In a time where people are confined to their homes more than ever, you’d think I’d be banging out film reviews left and right. Instead, I’ve actually taken the extra free time that has come my way to enjoy some of my other hobbies. Still, I had to return to the fold eventually. Some may be disappointed to see that the return is marked by a non-horror film, but I was in the mood for something quite a bit different tonight. That mood brought me to Justin Lee’s Badland.
More than a decade after the Civil War, Detective Matthias William Breecher is hired to track down a series of war criminals, all sentenced to hang. His journey is met with both danger and intrigue, as the lawman seeks justice against the lawless.
Broken down into chapters, four to be precise, Badland doesn’t take long to introduce its audience to its specific brand of action. Our protagonist, Matthias Breech, played by Kevin Makely, tracks down his first name (Country music star Trace Adkins) on a list of men who are sentenced to pay for their crimes. The meeting quickly turns deadly as the Detective is tested, quickly proving that this man takes his job seriously and has the skill level to get it done properly.
That first chapter, entitled “The General” is rather short and to the point with the next, “The Cookes,” taking a bit longer to reach its resolution, if you can even call it that.
We are introduced to a few new characters along the way, each bringing with them a new obstacle for Mr. Breecher to overcome.
The same can be said for the remaining two chapters — “The Sheriff” and “Breecher”; Each segment taking the stern man of the law further into peril.
I am not well-versed when it comes to Westerns; I do enjoy them from time to time and I’ve recently re-visited one or two of the ones I knew I was a fan of. Because of this, I thought it was high time to give a new title a shot.
While I am unfamiliar with any previous work of Kevin Makely, the cast of Badland did feature enough familiar faces to comfortably take me into my newest foray into the genre.
Veteran actors in their own right, Bruce Dern (Once Upon a Time… in Hollywood, The ‘Burbs), Mira Sorvino (Mimic, The Replacement Killers), Jeff Fahey (Planet Terror, The Lawnmower Man), and most surprisingly, Tony Todd (Candyman) all lent a helping hand to ease the story along.
I won’t sit here and say that any of the performances are award-worthy, but they were more than competent enough to tell their parts of the story without taking me out of the action.
Badland contains all of the Western tropes you would come to expect at this point — bar room brawls, countryside farm houses, and saloon shootouts. This isn’t a bad thing, however.

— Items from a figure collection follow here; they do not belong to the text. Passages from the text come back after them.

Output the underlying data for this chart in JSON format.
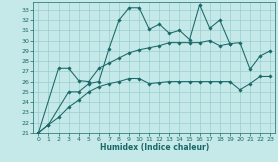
{
  "bg_color": "#c5e8e8",
  "line_color": "#1a6868",
  "xlabel": "Humidex (Indice chaleur)",
  "xlim": [
    -0.5,
    23.5
  ],
  "ylim": [
    21,
    33.8
  ],
  "yticks": [
    21,
    22,
    23,
    24,
    25,
    26,
    27,
    28,
    29,
    30,
    31,
    32,
    33
  ],
  "xticks": [
    0,
    1,
    2,
    3,
    4,
    5,
    6,
    7,
    8,
    9,
    10,
    11,
    12,
    13,
    14,
    15,
    16,
    17,
    18,
    19,
    20,
    21,
    22,
    23
  ],
  "line1_x": [
    0,
    1,
    3,
    4,
    5,
    6,
    7,
    8,
    9,
    10,
    11,
    12,
    13,
    14,
    15,
    16,
    17,
    18,
    19
  ],
  "line1_y": [
    21.0,
    21.8,
    25.0,
    25.0,
    25.8,
    26.0,
    29.2,
    32.0,
    33.2,
    33.2,
    31.1,
    31.6,
    30.7,
    31.0,
    30.1,
    33.5,
    31.2,
    32.0,
    29.7
  ],
  "line2_x": [
    0,
    2,
    3,
    4,
    5,
    6,
    7,
    8,
    9,
    10,
    11,
    12,
    13,
    14,
    15,
    16,
    17,
    18,
    19,
    20,
    21,
    22,
    23
  ],
  "line2_y": [
    21.0,
    27.3,
    27.3,
    26.1,
    26.0,
    27.3,
    27.8,
    28.3,
    28.8,
    29.1,
    29.3,
    29.5,
    29.8,
    29.8,
    29.8,
    29.8,
    30.0,
    29.5,
    29.7,
    29.8,
    27.2,
    28.5,
    29.0
  ],
  "line3_x": [
    0,
    1,
    2,
    3,
    4,
    5,
    6,
    7,
    8,
    9,
    10,
    11,
    12,
    13,
    14,
    15,
    16,
    17,
    18,
    19,
    20,
    21,
    22,
    23
  ],
  "line3_y": [
    21.0,
    21.8,
    22.5,
    23.5,
    24.2,
    25.0,
    25.5,
    25.8,
    26.0,
    26.3,
    26.3,
    25.8,
    25.9,
    26.0,
    26.0,
    26.0,
    26.0,
    26.0,
    26.0,
    26.0,
    25.2,
    25.8,
    26.5,
    26.5
  ]
}
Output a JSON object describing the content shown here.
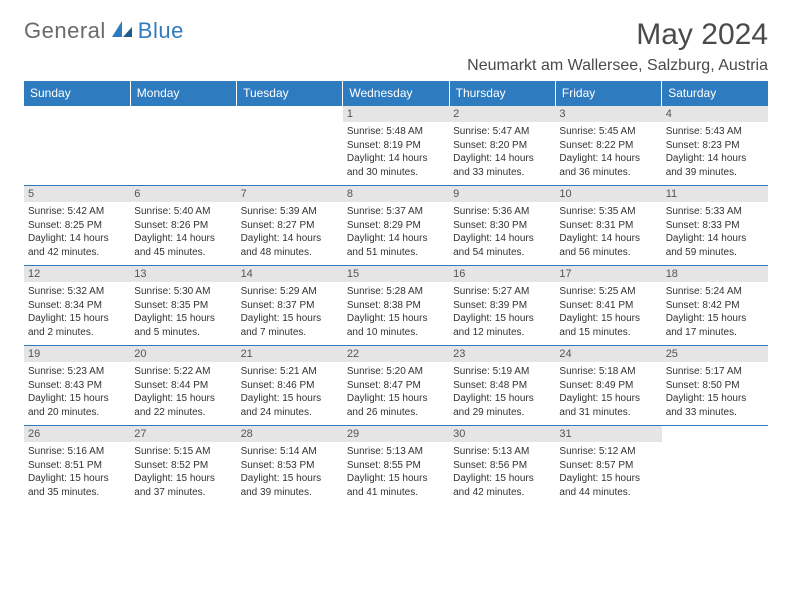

Writer/director Justin Lee has done a great job delivering a straight-forward story that has heart and enough violence to keep anyone willing to give it a chance entertained. It is heavy on dialogue, but none of that ever slows things down enough to make me lose any of the interest I built throughout the film’s 117 minutes.
Badland is available now on Blu-ray and DVD from Cinedigm. If you are looking for something other than horror in your life and enjoy watching a Western from time to time, perhaps give this one a shot.
I give Badland 4 Cantina shootouts out of 5.